Even despite the highly structured, horizontal organizational structure present in many Japanese business organizations, there is typically a much higher degree of empowerment at the level of individual employees. Whereas lower level staff members in many American organizations often lack the latitude necessary to achieve customer needs, this is not the case in Japanese companies, in which every position in the company is predicated upon the importance of attaining and cultivating customer satisfaction. Achieving this degree of unanimity within the organization is a major objective of Total Quality Management.
However, at the same time that customer satisfaction is of primary importance in the rubric of Total Quality Management, efficiency and cost-effectiveness are equally important components in achieving the full objectives of this managerial program. Through the assiduous application of quality improvement and process control, companies using Total Quality Management seek to eliminate all extraneous or redundant financial outlays. From the Japanese perspective, quality control is achieved through meticulous oversight of manufacturing and/or service processes.

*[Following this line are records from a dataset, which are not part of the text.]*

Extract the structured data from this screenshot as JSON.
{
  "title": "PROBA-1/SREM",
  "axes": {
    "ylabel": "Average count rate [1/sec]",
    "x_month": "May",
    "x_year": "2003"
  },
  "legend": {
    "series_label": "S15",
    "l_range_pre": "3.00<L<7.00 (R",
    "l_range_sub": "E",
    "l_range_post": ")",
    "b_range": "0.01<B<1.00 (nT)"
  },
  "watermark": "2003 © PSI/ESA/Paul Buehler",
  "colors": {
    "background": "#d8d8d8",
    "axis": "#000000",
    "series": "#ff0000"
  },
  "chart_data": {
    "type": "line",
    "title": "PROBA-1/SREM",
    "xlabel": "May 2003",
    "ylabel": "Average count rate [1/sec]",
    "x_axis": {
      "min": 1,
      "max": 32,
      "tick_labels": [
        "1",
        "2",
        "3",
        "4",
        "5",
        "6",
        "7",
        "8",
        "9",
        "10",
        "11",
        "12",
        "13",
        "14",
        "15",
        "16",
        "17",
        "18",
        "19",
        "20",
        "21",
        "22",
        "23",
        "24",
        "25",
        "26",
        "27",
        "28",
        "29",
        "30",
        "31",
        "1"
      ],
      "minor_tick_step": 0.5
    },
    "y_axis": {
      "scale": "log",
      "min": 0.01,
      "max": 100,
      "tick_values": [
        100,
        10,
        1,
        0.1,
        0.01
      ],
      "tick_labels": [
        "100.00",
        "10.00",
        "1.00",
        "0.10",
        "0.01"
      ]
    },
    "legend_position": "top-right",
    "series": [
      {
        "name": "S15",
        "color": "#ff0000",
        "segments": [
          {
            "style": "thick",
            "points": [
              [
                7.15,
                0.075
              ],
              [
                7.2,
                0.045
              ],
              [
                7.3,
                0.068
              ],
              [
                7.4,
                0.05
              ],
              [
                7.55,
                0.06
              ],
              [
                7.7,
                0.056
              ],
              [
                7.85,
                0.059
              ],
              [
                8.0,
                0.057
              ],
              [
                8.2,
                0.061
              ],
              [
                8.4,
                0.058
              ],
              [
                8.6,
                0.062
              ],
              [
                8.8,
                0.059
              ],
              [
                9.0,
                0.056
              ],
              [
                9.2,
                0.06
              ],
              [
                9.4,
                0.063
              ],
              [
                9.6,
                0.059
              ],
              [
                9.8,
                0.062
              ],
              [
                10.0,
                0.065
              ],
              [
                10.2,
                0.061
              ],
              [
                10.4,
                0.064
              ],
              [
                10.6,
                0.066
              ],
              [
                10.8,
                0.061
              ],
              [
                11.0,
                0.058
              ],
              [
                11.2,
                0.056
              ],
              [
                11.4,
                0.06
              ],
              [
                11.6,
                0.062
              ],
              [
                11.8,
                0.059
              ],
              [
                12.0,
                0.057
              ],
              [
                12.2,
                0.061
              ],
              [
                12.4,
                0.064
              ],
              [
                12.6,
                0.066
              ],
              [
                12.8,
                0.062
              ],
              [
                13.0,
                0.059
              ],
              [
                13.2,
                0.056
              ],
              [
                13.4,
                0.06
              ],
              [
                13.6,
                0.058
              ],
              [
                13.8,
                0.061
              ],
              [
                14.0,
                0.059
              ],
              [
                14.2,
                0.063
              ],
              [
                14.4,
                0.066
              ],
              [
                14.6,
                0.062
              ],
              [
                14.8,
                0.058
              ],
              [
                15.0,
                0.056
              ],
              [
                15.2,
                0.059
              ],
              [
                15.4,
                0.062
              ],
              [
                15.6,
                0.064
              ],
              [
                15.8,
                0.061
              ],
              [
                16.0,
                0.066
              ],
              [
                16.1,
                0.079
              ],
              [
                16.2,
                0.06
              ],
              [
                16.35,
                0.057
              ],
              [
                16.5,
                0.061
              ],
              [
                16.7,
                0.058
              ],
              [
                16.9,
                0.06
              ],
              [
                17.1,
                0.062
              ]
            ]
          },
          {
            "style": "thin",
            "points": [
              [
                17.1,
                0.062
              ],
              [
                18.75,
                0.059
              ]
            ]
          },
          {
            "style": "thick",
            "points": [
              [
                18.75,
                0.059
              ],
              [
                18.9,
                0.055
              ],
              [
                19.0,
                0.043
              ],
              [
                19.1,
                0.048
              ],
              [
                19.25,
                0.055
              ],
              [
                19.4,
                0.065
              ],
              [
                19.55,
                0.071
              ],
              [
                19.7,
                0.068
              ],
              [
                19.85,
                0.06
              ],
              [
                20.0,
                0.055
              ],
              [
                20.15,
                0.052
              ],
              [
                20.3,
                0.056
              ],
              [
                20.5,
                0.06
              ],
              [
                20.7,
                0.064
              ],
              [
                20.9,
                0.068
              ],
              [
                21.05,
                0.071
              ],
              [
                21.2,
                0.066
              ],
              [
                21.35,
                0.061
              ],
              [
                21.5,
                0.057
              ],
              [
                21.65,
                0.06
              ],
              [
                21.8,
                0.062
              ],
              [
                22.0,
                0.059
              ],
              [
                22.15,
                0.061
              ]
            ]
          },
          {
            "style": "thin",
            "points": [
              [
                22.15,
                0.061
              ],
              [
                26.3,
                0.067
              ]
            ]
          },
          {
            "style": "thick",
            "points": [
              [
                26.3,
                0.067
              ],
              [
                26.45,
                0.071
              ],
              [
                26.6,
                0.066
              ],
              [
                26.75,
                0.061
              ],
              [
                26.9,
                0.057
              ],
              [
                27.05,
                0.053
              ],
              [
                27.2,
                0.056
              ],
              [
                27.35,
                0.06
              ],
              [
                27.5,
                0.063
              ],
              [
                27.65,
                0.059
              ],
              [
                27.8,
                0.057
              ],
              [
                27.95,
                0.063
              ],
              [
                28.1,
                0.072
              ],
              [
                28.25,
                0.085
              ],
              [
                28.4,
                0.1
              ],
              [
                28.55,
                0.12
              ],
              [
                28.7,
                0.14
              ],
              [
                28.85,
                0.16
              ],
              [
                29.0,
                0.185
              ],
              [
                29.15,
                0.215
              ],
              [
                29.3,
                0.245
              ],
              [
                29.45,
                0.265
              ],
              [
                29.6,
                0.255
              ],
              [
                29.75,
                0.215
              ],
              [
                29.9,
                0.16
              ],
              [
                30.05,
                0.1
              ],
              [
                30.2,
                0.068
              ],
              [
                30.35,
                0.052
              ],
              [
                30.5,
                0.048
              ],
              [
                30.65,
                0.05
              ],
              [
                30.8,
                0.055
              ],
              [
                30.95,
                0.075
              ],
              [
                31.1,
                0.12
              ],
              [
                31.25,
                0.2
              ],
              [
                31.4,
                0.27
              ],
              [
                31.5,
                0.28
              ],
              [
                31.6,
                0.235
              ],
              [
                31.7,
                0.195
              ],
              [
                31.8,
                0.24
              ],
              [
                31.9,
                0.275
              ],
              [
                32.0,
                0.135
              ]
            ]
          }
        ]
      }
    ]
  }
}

Another closely related process that is important within the Total Quality Management approach is known as quality improvement. This refers to a period review of all of the practices and processes of an operation in order to eliminate any undue inefficiency or duplication. This, in turn, minimizes the stasis and complacency that can engender the lack of productivity that comes with the absence of systematic critical reflection. Many firms also often engage in periodic analyses of their competitors' practices and procedures in order to potentially benefit from any advantage in the process that the competing firm may have implemented. Although the approach of Total Quality Management has obviously been beneficial for business organizations both in the United States and in Japan, as well as in many other countries where this paradigm has gained prevalence, many firms that have attempted to leverage the benefits of Total Quality Management have experienced significant problems. One phase of the process that has repeatedly proven to be difficult has been the implementation phase. While many academic and popular publications in the United States have extolled the benefits of Total Quality Management for American firms, both theorists and practitioners often underestimate the broad spectrum of challenges involved in successfully completing the implementation stage.